Seit einigen Tagen sitzt mein Kollege müde am Schreibtisch. Gestern erzählte er mir, dass er morgens um 5 Uhr aufstehen müsse. Auf meine Nachfrage erfuhr ich, dass sein Kind Schülerpraktikum mache und er ihn jeden Tag zur Arbeit fährt und wieder abholt. Nun ging ich davon aus, dass das Praktikum weit weg wäre – nein, es ist nur um die Ecke. Das Kind ist 15 Jahre alt und kann nicht alleine gehe? Auf meine scherzhafte Bemerkung, er lege dem Kind bestimmt auch noch die Anziehsachen jeden morgen hin, bekam ich die ernsthafte Antwort: „Natürlich!“
Eltern tun alles für ihre Kinder. Ich finde nur, dass sie es hier und da etwas übertreiben. Meine Kinder haben sich, seit sie sicher auf 2 Beinen stehen können, ihre Sachen aus dem Schrank gesucht und alleine angezogen. Dass es nicht immer mein Kleidergeschmack war, ist dabei völlig unerheblich.
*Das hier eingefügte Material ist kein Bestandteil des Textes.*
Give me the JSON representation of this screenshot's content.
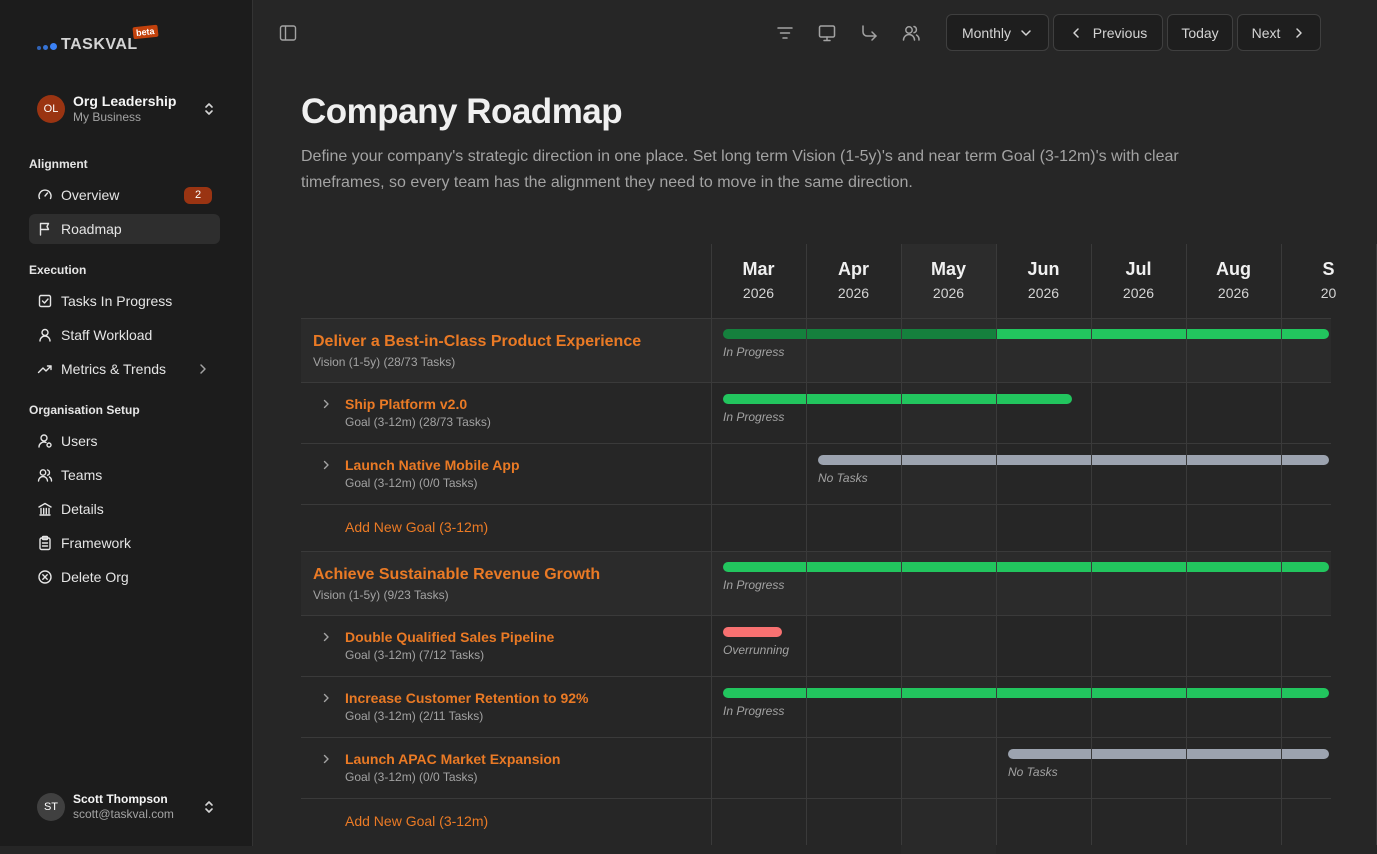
{
  "app": {
    "logo_text": "TASKVAL",
    "beta_label": "beta"
  },
  "org": {
    "initials": "OL",
    "name": "Org Leadership",
    "subtitle": "My Business"
  },
  "sidebar": {
    "sections": [
      {
        "label": "Alignment",
        "items": [
          {
            "label": "Overview",
            "icon": "gauge-icon",
            "badge": "2"
          },
          {
            "label": "Roadmap",
            "icon": "flag-icon",
            "active": true
          }
        ]
      },
      {
        "label": "Execution",
        "items": [
          {
            "label": "Tasks In Progress",
            "icon": "checkbox-icon"
          },
          {
            "label": "Staff Workload",
            "icon": "user-icon"
          },
          {
            "label": "Metrics & Trends",
            "icon": "trend-icon",
            "has_submenu": true
          }
        ]
      },
      {
        "label": "Organisation Setup",
        "items": [
          {
            "label": "Users",
            "icon": "user-cog-icon"
          },
          {
            "label": "Teams",
            "icon": "users-icon"
          },
          {
            "label": "Details",
            "icon": "building-icon"
          },
          {
            "label": "Framework",
            "icon": "clipboard-icon"
          },
          {
            "label": "Delete Org",
            "icon": "circle-x-icon"
          }
        ]
      }
    ]
  },
  "user": {
    "initials": "ST",
    "name": "Scott Thompson",
    "email": "scott@taskval.com"
  },
  "toolbar": {
    "view_select": "Monthly",
    "previous_label": "Previous",
    "today_label": "Today",
    "next_label": "Next"
  },
  "page": {
    "title": "Company Roadmap",
    "description": "Define your company's strategic direction in one place. Set long term Vision (1-5y)'s and near term Goal (3-12m)'s with clear timeframes, so every team has the alignment they need to move in the same direction."
  },
  "timeline": {
    "months": [
      {
        "name": "Mar",
        "year": "2026"
      },
      {
        "name": "Apr",
        "year": "2026"
      },
      {
        "name": "May",
        "year": "2026",
        "current": true
      },
      {
        "name": "Jun",
        "year": "2026"
      },
      {
        "name": "Jul",
        "year": "2026"
      },
      {
        "name": "Aug",
        "year": "2026"
      },
      {
        "name": "S",
        "year": "20"
      }
    ],
    "rows": [
      {
        "kind": "vision",
        "title": "Deliver a Best-in-Class Product Experience",
        "sub": "Vision (1-5y) (28/73 Tasks)",
        "status": "In Progress",
        "bar_start_month": 0,
        "bar_end_month": 6.5,
        "progress_split_month": 3,
        "color": "#22c55e",
        "done_color": "#15803d"
      },
      {
        "kind": "goal",
        "title": "Ship Platform v2.0",
        "sub": "Goal (3-12m) (28/73 Tasks)",
        "status": "In Progress",
        "bar_start_month": 0,
        "bar_end_month": 3.8,
        "color": "#22c55e"
      },
      {
        "kind": "goal",
        "title": "Launch Native Mobile App",
        "sub": "Goal (3-12m) (0/0 Tasks)",
        "status": "No Tasks",
        "bar_start_month": 1,
        "bar_end_month": 6.5,
        "color": "#9ca3af"
      },
      {
        "kind": "add",
        "label": "Add New Goal (3-12m)"
      },
      {
        "kind": "vision",
        "title": "Achieve Sustainable Revenue Growth",
        "sub": "Vision (1-5y) (9/23 Tasks)",
        "status": "In Progress",
        "bar_start_month": 0,
        "bar_end_month": 6.5,
        "color": "#22c55e"
      },
      {
        "kind": "goal",
        "title": "Double Qualified Sales Pipeline",
        "sub": "Goal (3-12m) (7/12 Tasks)",
        "status": "Overrunning",
        "bar_start_month": 0,
        "bar_end_month": 0.75,
        "color": "#f87171"
      },
      {
        "kind": "goal",
        "title": "Increase Customer Retention to 92%",
        "sub": "Goal (3-12m) (2/11 Tasks)",
        "status": "In Progress",
        "bar_start_month": 0,
        "bar_end_month": 6.5,
        "color": "#22c55e"
      },
      {
        "kind": "goal",
        "title": "Launch APAC Market Expansion",
        "sub": "Goal (3-12m) (0/0 Tasks)",
        "status": "No Tasks",
        "bar_start_month": 3,
        "bar_end_month": 6.5,
        "color": "#9ca3af"
      },
      {
        "kind": "add",
        "label": "Add New Goal (3-12m)"
      }
    ]
  }
}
Ihre Praktikumsplätze suchten sie sich selber und sie wären lieber gelaufen, als sich von Mutti fahren zu lassen.
Ich verstehe Erziehung noch immer als Erziehung zur Selbständigkeit. Die Kinder befähigen, in die Welt zu ziehen und dafür das nötige Rüstzeug zu bekommen. Dafür bin ich da. Nicht dazu, ihnen die Sachen zum Anziehen raus zu legen, sie zu bedienen und ihnen in allen Lebenslagen den Weg frei zu räumen. Ich höre immer von Bekannten „Sie sollen es gut haben“. Ist es wirklich gut, wenn sie nicht lernen, ihren Kopf einzuschalten? Wenn sie nicht lernen, vielleicht auch mal mit Niederlagen fertig zu werden, sich durchzusetzen, sich an anderen Stellen zurück zu nehmen, sich nicht zu wichtig zu nehmen?
In Berlin ist gerade das Thema in den Medien, dass das Verkehrschaos vor den Schulen stark zugenommen hat und manche Einrichtungen ihre Schülerlotsen aus Sicherheitsgründen abgezogen haben. Es entsteht der Eindruck, dass die Eltern ihre Kinder bis in das Klassenzimmer mit dem Auto bringen wollen. In anderen Schulen gibt es am Eingang den Hinweis, dass Kinder ab hier allein den Weg bewältigen können.
Liebe Eltern – traut Euren Kindern etwas zu! Sie können und vor allem wollen das!